藤井 非常に注目されるシリーズだと感じています。それに応えられる戦いをしたいと思います。
――掛川市や対局場の印象。
藤井 掛川を訪れるのは今回が初めて。先ほど検分させていただきましたが、掛川城の天守も近くに見えて、よい雰囲気の対局場だと思いました。
――七番勝負に向けての抱負。
藤井 王将戦は2日制の対局になるので、一手一手、自分なりにしっかり考えて、いい内容にしていければと思います。
――王将戦に向けての対策。
藤井 しばらく対局がなかった(昨年最後の公式戦は12月2日)ので、王将戦を常に意識して取り組んできたところはあります。王将戦に向けて序盤の研究もある程度はしてきました。
――渡辺王将は「半年間ほど準備してきた成果を試してみたい」と話していた。その点についてどう思うか。
藤井 これまで棋聖戦で2回対戦していますが、今回は2日制ですし、これまでとは違った戦いになるのかなと思います。自分もしっかり対応できるようにやっていきたいと思います。
――初戦の意気込み。
藤井 自分自身、公式戦の対局は久しぶりになりますけど、持ち時間が各8時間と長いので、一手一手集中して指せればと思います。
――渡辺王将の1日制と2日制とでは違いは感じるか。
藤井 渡辺王将は対局を見ていてもタイムマネジメントが巧みだという印象を受けることが多いです。特に2日制だと封じ手のタイミングなどもあるので、そのあたりはこちらも慎重にというか、しっかり対応しなければいけないと思っています。
――渡辺王将が掛川対局で負けがない。そのことは知っていたか。
藤井 初めてうかがいました。知りたくないことを知ってしまったと思うんですけど(笑)、自分自身は掛川で初対局になりますので、フラットな気持ちで全力を尽くしたいと思います。
――三冠と四冠のタイトル戦は史上初。

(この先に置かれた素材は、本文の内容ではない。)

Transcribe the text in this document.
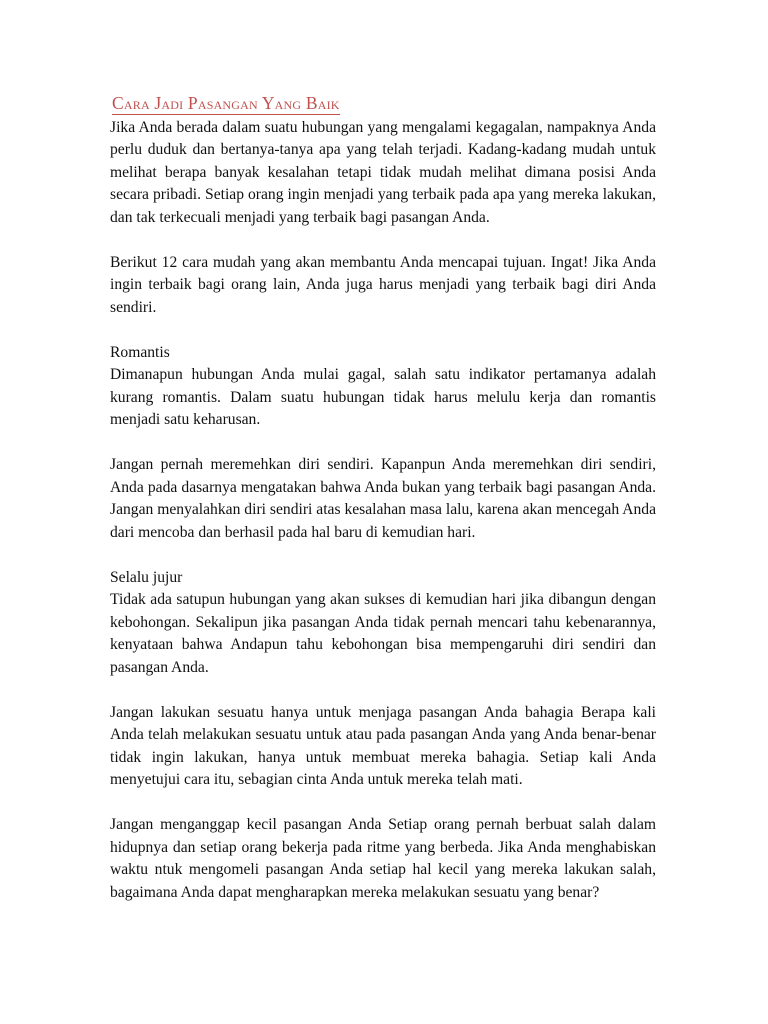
Cara Jadi Pasangan Yang Baik

Jika Anda berada dalam suatu hubungan yang mengalami kegagalan, nampaknya Anda perlu duduk dan bertanya-tanya apa yang telah terjadi. Kadang-kadang mudah untuk melihat berapa banyak kesalahan tetapi tidak mudah melihat dimana posisi Anda secara pribadi. Setiap orang ingin menjadi yang terbaik pada apa yang mereka lakukan, dan tak terkecuali menjadi yang terbaik bagi pasangan Anda.

Berikut 12 cara mudah yang akan membantu Anda mencapai tujuan. Ingat! Jika Anda ingin terbaik bagi orang lain, Anda juga harus menjadi yang terbaik bagi diri Anda sendiri.

Romantis

Dimanapun hubungan Anda mulai gagal, salah satu indikator pertamanya adalah kurang romantis. Dalam suatu hubungan tidak harus melulu kerja dan romantis menjadi satu keharusan.

Jangan pernah meremehkan diri sendiri. Kapanpun Anda meremehkan diri sendiri, Anda pada dasarnya mengatakan bahwa Anda bukan yang terbaik bagi pasangan Anda. Jangan menyalahkan diri sendiri atas kesalahan masa lalu, karena akan mencegah Anda dari mencoba dan berhasil pada hal baru di kemudian hari.

Selalu jujur

Tidak ada satupun hubungan yang akan sukses di kemudian hari jika dibangun dengan kebohongan. Sekalipun jika pasangan Anda tidak pernah mencari tahu kebenarannya, kenyataan bahwa Andapun tahu kebohongan bisa mempengaruhi diri sendiri dan pasangan Anda.

Jangan lakukan sesuatu hanya untuk menjaga pasangan Anda bahagia Berapa kali Anda telah melakukan sesuatu untuk atau pada pasangan Anda yang Anda benar-benar tidak ingin lakukan, hanya untuk membuat mereka bahagia. Setiap kali Anda menyetujui cara itu, sebagian cinta Anda untuk mereka telah mati.

Jangan menganggap kecil pasangan Anda Setiap orang pernah berbuat salah dalam hidupnya dan setiap orang bekerja pada ritme yang berbeda. Jika Anda menghabiskan waktu ntuk mengomeli pasangan Anda setiap hal kecil yang mereka lakukan salah, bagaimana Anda dapat mengharapkan mereka melakukan sesuatu yang benar?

藤井さんにとっては冬のタイトル戦も初めて。体調管理やモチベーションについて。
藤井 自分としてはタイトルの数を意識することはないかなと思っています。今回の王将戦は非常に注目していただけるシリーズだと思うので、それにふさわしい将棋にできるように頑張りたい。自分自身は冬のタイトル戦は初めてになるので、気温や体調には気をつけたいと思います。
――渡辺さんとのタイトル争いは、しばらく続くと思う。このシリーズはどのように位置付けるか。
藤井 渡辺王将と2日制のタイトル戦を指すのは初めて。これまでとは、また違った強さを感じることになると思います。しっかり対応して、その経験を生かしていきたいと思います。
――渡辺王将のどのあたりを作戦家だと感じるか。
藤井 序盤の定跡だけでなく、その後の流れも含めて一局をうまくコントロールされている印象があります。そこは自分にない部分だと感じています。
――渡辺さんも藤井さんも将棋ソフトをフルに活用していると聞いている。この半年間でも将棋が進化していると感じるか。
藤井 ソフトを使った研究によって、定跡に関しても新しくなってきたところはあると思います。それ以外の部分でも、ソフトの強さを少しでも取り入れられるように取り組んでいるので、今回もそういったところを少しは出せればと思っています。